I enter. Maedhros stands by the window, a sharp outline against the light, silent and motionless. He does not turn at the sound of the door, and my footsteps that should be sure and determined, falter.

I reach the window and stand beside him. His face is without any expression, like chiselled from stone by a gifted, yet heartless sculptor who has failed to endow his creation with any feelings. It is so quiet that I hear our breath echoing in the stillness of the room.

“Evil news, brother?” I break the silence at last, when I can do so with surety that my voice will not fail me.

“There are tidings of war in Angband.”

I stare at him, puzzled. He must be mistaken.

“In Angband? Surely you want to say that Angband is the one to make war?”

“No. Angband is besieged.” His face is still expressionless.

“By… whom?” I whisper, but even as I ask, I already know the answer. Now I understand the glimmer of hope in messenger’s eyes. Yet I am still almost unable to believe that, after centuries of fruitless victories and bitter defeats, Endor may be at last delivered from evil. Hope stirs in my heart too, for now but a tiny flicker, a weak and tender sprout. “Who is there?” I ask again, my voice trembling a little.

“The Valar and the Maiar. King Ingwë and the Vanyar. And our uncle with the Noldor who remained in Aman.”

“Are we summoned to aid in battle?”

“No. We are expected to remain here.” Maedhros frowns. The indifferent mask falls away, and I see that he is offended and angered by this order. But then he pushes his irritation aside. “It is a very great host. They need not our aid. A handful of warriors will not turn the tide of that battle.”

“Maybe it is as it should be,” I say quietly. “We have fought and bled enough. To no avail. The Lords of the West have much greater power.”

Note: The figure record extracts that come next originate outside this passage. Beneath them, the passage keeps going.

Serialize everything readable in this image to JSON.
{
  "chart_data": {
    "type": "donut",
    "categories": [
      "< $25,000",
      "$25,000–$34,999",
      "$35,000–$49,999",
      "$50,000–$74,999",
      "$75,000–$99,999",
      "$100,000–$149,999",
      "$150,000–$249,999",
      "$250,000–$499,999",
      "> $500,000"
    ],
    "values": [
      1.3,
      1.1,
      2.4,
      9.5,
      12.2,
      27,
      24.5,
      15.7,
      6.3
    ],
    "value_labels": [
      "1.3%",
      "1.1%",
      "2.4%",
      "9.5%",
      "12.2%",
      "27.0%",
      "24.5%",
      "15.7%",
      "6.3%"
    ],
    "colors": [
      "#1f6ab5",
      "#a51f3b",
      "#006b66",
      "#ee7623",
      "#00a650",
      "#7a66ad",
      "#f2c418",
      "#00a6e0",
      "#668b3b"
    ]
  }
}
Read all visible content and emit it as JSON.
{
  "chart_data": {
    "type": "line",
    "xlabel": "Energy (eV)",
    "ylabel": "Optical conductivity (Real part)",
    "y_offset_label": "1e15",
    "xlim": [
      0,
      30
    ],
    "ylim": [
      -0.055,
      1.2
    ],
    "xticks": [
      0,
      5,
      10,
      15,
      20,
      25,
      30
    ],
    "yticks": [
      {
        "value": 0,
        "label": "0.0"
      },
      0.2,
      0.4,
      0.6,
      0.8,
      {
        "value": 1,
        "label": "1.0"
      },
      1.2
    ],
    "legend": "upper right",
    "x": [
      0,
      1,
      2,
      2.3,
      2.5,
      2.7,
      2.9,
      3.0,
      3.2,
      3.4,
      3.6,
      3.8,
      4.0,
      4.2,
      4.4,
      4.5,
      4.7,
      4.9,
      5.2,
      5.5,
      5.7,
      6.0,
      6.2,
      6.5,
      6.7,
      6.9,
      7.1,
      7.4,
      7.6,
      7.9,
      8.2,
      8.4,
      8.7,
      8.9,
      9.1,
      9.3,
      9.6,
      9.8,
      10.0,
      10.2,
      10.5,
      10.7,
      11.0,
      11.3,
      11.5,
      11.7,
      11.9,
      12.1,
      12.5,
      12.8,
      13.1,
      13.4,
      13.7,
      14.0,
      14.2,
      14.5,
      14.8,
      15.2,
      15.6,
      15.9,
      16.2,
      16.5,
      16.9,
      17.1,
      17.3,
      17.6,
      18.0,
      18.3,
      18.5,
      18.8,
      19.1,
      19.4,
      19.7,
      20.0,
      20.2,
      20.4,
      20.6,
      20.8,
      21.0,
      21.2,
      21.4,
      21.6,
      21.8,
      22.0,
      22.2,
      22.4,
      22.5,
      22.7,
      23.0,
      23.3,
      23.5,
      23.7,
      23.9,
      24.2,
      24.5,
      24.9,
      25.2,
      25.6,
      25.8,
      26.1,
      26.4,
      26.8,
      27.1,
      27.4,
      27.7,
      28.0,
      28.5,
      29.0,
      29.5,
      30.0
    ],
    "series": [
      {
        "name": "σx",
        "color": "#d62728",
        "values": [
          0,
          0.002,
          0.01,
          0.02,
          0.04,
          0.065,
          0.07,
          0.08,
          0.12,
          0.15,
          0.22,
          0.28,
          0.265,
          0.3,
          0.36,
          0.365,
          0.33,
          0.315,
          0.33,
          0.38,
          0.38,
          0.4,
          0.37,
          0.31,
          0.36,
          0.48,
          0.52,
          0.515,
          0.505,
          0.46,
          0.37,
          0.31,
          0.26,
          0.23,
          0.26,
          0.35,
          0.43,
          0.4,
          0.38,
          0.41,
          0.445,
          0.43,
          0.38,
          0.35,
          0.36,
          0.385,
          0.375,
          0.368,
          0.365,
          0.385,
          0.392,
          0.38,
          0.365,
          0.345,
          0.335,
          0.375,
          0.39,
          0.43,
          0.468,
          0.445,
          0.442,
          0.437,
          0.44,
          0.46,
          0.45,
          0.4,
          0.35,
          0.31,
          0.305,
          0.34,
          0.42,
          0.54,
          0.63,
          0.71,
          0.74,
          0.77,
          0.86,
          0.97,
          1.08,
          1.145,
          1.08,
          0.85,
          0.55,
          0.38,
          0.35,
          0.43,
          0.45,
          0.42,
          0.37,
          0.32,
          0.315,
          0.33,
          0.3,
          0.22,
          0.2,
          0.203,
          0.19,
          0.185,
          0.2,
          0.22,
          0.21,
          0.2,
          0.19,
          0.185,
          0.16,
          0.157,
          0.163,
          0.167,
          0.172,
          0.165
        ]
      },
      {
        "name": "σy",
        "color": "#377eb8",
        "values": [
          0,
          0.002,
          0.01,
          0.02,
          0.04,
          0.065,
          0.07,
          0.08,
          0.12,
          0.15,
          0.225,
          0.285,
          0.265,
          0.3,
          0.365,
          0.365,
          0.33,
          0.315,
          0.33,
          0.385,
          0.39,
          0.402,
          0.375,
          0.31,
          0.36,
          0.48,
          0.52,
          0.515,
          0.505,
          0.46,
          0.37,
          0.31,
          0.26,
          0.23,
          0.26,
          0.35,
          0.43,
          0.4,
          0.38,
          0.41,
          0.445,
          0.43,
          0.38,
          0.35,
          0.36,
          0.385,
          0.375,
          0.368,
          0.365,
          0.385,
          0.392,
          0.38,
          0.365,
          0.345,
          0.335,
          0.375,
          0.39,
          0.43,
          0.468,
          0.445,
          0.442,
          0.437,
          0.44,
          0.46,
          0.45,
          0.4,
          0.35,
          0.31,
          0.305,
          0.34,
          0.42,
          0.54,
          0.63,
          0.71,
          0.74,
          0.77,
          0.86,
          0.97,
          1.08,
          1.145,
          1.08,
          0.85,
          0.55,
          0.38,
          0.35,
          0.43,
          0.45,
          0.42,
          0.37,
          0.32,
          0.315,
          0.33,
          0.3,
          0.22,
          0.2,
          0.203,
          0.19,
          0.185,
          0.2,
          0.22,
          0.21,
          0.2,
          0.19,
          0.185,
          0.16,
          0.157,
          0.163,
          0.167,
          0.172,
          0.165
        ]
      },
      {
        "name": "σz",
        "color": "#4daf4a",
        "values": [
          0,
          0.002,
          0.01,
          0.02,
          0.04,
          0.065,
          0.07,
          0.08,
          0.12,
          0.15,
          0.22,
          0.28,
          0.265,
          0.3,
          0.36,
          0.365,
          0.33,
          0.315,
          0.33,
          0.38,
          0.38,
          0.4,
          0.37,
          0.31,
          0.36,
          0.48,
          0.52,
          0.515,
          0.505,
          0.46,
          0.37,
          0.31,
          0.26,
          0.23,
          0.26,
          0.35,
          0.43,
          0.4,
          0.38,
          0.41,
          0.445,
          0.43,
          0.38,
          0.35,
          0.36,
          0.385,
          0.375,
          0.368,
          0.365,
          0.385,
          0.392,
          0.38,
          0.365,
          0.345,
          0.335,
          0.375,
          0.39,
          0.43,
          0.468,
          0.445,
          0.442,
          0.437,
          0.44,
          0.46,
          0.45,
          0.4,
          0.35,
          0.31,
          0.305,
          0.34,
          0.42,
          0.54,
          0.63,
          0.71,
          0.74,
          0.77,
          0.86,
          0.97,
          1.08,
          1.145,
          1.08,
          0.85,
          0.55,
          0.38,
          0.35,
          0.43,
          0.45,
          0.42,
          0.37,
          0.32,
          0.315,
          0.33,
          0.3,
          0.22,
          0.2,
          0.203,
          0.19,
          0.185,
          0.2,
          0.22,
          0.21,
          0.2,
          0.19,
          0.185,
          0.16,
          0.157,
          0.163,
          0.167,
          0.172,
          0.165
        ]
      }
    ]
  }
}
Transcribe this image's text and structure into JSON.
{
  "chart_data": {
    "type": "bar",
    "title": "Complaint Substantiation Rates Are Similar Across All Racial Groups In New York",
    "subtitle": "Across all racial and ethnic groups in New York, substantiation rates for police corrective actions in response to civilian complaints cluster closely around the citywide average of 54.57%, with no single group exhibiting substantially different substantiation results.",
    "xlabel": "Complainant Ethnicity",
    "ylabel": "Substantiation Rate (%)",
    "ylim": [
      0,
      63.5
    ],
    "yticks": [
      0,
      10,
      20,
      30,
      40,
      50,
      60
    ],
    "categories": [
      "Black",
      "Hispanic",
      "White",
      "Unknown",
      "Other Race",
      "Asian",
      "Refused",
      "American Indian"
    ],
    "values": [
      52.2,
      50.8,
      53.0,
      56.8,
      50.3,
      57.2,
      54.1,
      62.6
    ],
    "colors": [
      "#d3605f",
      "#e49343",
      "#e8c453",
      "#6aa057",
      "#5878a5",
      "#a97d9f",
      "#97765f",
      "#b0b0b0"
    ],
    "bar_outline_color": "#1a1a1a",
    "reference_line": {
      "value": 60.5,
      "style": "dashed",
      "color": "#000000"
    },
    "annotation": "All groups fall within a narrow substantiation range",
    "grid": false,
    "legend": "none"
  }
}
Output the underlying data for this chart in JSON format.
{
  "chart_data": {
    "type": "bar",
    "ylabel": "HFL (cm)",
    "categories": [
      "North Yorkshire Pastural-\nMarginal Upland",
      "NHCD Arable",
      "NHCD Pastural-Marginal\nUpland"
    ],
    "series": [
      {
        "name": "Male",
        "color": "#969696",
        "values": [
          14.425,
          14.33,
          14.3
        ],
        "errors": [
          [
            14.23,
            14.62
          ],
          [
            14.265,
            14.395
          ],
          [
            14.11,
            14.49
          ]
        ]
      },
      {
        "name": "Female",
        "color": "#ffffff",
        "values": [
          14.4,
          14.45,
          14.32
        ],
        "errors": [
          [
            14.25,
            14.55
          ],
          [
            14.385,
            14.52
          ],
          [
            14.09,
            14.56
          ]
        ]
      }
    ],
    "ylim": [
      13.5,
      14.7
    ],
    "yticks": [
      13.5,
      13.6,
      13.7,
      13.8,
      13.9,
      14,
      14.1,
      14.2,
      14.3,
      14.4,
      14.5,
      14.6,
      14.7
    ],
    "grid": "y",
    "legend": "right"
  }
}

“Yes. The battle may be long, but, in the end, they will prevail.” Maedhros looks at me closely, and now there is something else in his eyes. Regret…? Pain…? I am slow to understand. He speaks on. “In the end, they will prevail. They will throw Morgoth down. They will retrieve his iron crown.”

And then the full meaning of the news hits me like an avalanche.

“The Silmarils!” My voice is strangled, my hands are gripping the windowsill. “They will be in Morgoth’s hold no longer!”

But this thought is not the reason for the anguish in my brother’s eyes. At his next words, the faint spark of hope in my heart is blown out; the tiny sprout is bitten dead by the frost.

“We must send away Elrond and Elros. To Círdan. It is time.”

My lips move soundlessly for a while ere I find my voice, and even then, it is a mere whisper at first. “No.”

“It has to be done, Maglor. We both knew that this day would come. We decided on this course long ago. In the light of these tidings, they must depart. The north will grow even more perilous. And…”

He falls silent, but I know his unspoken words. The Oath will awaken again. Still, these reasons fail to convince me, and the pity in my brother’s eyes and voice fails to soothe me.

“No!” I am nearly screaming now; grief is raging in my heart, grief mingled with anger. “We cannot do that! You have no right to decide for them! No!”

Even as I speak, I know that he has both the right and the cause to do as he has decided. As we both decided years ago. But I still rebel against this decision. Pacing back and forth, I frantically offer one excuse after another why the boys should remain in Himring, and every next one is weaker and more futile than the one before.

Then I can think of no more justifications. I have no more words. There is only raw pain clawing at my heart, and after a while I break under the strain of it. While I argue, Maedhros watches me in silence, but when tears spring to my eyes, he comes to me and embraces me. I fight against him, attempting to push him away, but he is strong, he holds me tightly, and then I collapse against his chest and weep without restraint. He speaks to me quietly, gently, his hand strokes my hair, and I hold on to him seeking support, but plainly realizing that the lifeline that has tied us to whatever good is left in this world, will be severed in a few days. It will be severed by our own hands.